Apache Crunch提供了一套Java API,能够简化编写、测试、运行MapReduce Pipeline程序。Crunch的基本思想是隐藏编写MapReduce程序的细节,基于函数式编程的思想,定义了一套函数式编程接口,因为Java并不支持函数式编程,只能通过回调的方式来实现,虽然写起来代码不够美观简洁,但是编写MapReduce程序的思路是非常清晰的,而且比编写原生的MapReduce程序要容易地多。如果直接使用MapReduce API编写一个复杂的Pipeline程序,可能需要考虑好每个Job的细节(Map和Reduce的实现内容),而使用Crunch变成库来编写,只需要清晰地控制好要实现的业务逻辑处理的操作流程,调用Crunch提供的接口(类似函数操作的算子、如union、join、filter、groupBy、sort等等)。

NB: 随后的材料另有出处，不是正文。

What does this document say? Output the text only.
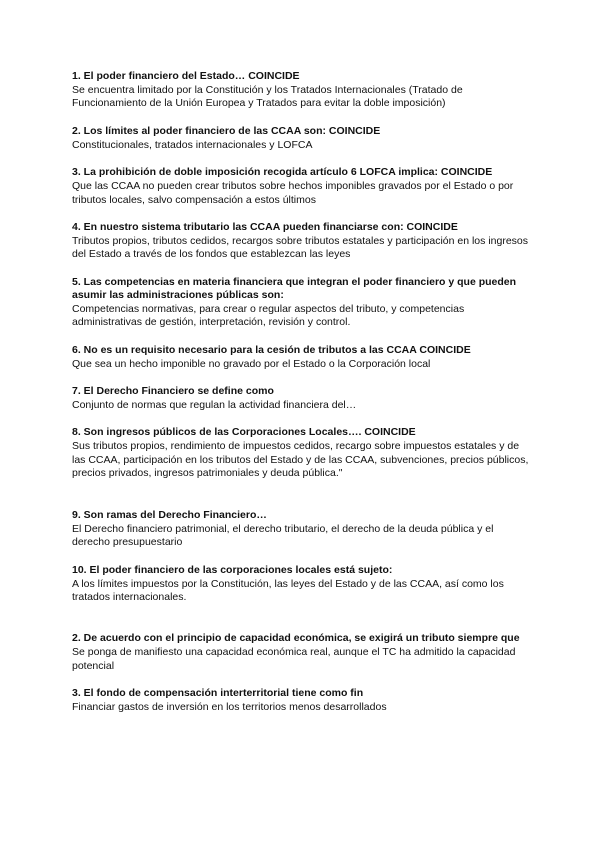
1. El poder financiero del Estado… COINCIDE

Se encuentra limitado por la Constitución y los Tratados Internacionales (Tratado de Funcionamiento de la Unión Europea y Tratados para evitar la doble imposición)

2. Los límites al poder financiero de las CCAA son: COINCIDE

Constitucionales, tratados internacionales y LOFCA

3. La prohibición de doble imposición recogida artículo 6 LOFCA implica: COINCIDE

Que las CCAA no pueden crear tributos sobre hechos imponibles gravados por el Estado o por tributos locales, salvo compensación a estos últimos

4. En nuestro sistema tributario las CCAA pueden financiarse con: COINCIDE

Tributos propios, tributos cedidos, recargos sobre tributos estatales y participación en los ingresos del Estado a través de los fondos que establezcan las leyes

5. Las competencias en materia financiera que integran el poder financiero y que pueden asumir las administraciones públicas son:

Competencias normativas, para crear o regular aspectos del tributo, y competencias administrativas de gestión, interpretación, revisión y control.

6. No es un requisito necesario para la cesión de tributos a las CCAA COINCIDE

Que sea un hecho imponible no gravado por el Estado o la Corporación local

7. El Derecho Financiero se define como

Conjunto de normas que regulan la actividad financiera del…

8. Son ingresos públicos de las Corporaciones Locales…. COINCIDE

Sus tributos propios, rendimiento de impuestos cedidos, recargo sobre impuestos estatales y de las CCAA, participación en los tributos del Estado y de las CCAA, subvenciones, precios públicos, precios privados, ingresos patrimoniales y deuda pública."

9. Son ramas del Derecho Financiero…

El Derecho financiero patrimonial, el derecho tributario, el derecho de la deuda pública y el derecho presupuestario

10. El poder financiero de las corporaciones locales está sujeto:

A los límites impuestos por la Constitución, las leyes del Estado y de las CCAA, así como los tratados internacionales.

2. De acuerdo con el principio de capacidad económica, se exigirá un tributo siempre que

Se ponga de manifiesto una capacidad económica real, aunque el TC ha admitido la capacidad potencial

3. El fondo de compensación interterritorial tiene como fin

Financiar gastos de inversión en los territorios menos desarrollados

下面,我们简单说明一下Crunch提供的一些功能或内容:
- Crunch集合及操作
我们看一下Crunch提供的用来在处理分布式数据集的集合类型的抽象定义,如下面类图所示:
上面,我给出了集合类对应的方法签名,其中具有相同名称签名的方法还具有重载的其他方法签名(参数列表不同),Crunch集合类型的高层抽象就包含这3个接口,相关集合子类的实现可以参考Crunch源码。
- 连接操作(Join)
上面类图中,PTable接口中有个一个join方法,这个默认是实现内连接功能(INNER JOIN),Crunch还提供了一个实现各种join操作的工具类,这个类中包含了join相关的静态方法,如下所示:
public static <K, U, V> PTable<K, Pair<U, V>> join(PTable<K, U> left, PTable<K, V> right) public static <K, U, V> PTable<K, Pair<U, V>> innerJoin(PTable<K, U> left, PTable<K, V> right) public static <K, U, V> PTable<K, Pair<U, V>> leftJoin(PTable<K, U> left, PTable<K, V> right) public static <K, U, V> PTable<K, Pair<U, V>> rightJoin(PTable<K, U> left, PTable<K, V> right) public static <K, U, V> PTable<K, Pair<U, V>> fullJoin(PTable<K, U> left, PTable<K, V> right)
- 排序(Sorting)
排序操作是通过Sort工具来提供的,提供了包含sort相关的静态方法,如下所示:
public static <T> PCollection<T> sort(PCollection<T> collection) public static <T> PCollection<T> sort(PCollection<T> collection, Order order) public static <T> PCollection<T> sort(PCollection<T> collection, int numReducers, Order order) public static <K, V> PTable<K, V> sort(PTable<K, V> table) public static <K, V> PTable<K, V> sort(PTable<K, V> table, Order key) public static <K, V> PTable<K, V> sort(PTable<K, V> table, int numReducers, Order key) public static <U, V> PCollection<Pair<U, V>> sortPairs(PCollection<Pair<U, V>> collection, ColumnOrder... columnOrders) public static <V1, V2, V3> PCollection<Tuple3<V1, V2, V3>> sortTriples(PCollection<Tuple3<V1, V2, V3>> collection, ColumnOrder... columnOrders) public static <V1, V2, V3, V4> PCollection<Tuple4<V1, V2, V3, V4>> sortQuads(PCollection<Tuple4<V1, V2, V3, V4>> collection, ColumnOrder... columnOrders) public static <V1, V2, V3, V4> PCollection<Tuple4<V1, V2, V3, V4>> sortQuads(Collection<Tuple4<V1, V2, V3, V4>> collection, ColumnOrder... columnOrders) public static <T extends Tuple> PCollection<T> sortTuples(PCollection<T> collection, ColumnOrder... columnOrders) public static <T extends Tuple> PCollection<T> sortTuples(PCollection<T> collection, int numReducers, ColumnOrder... columnOrders)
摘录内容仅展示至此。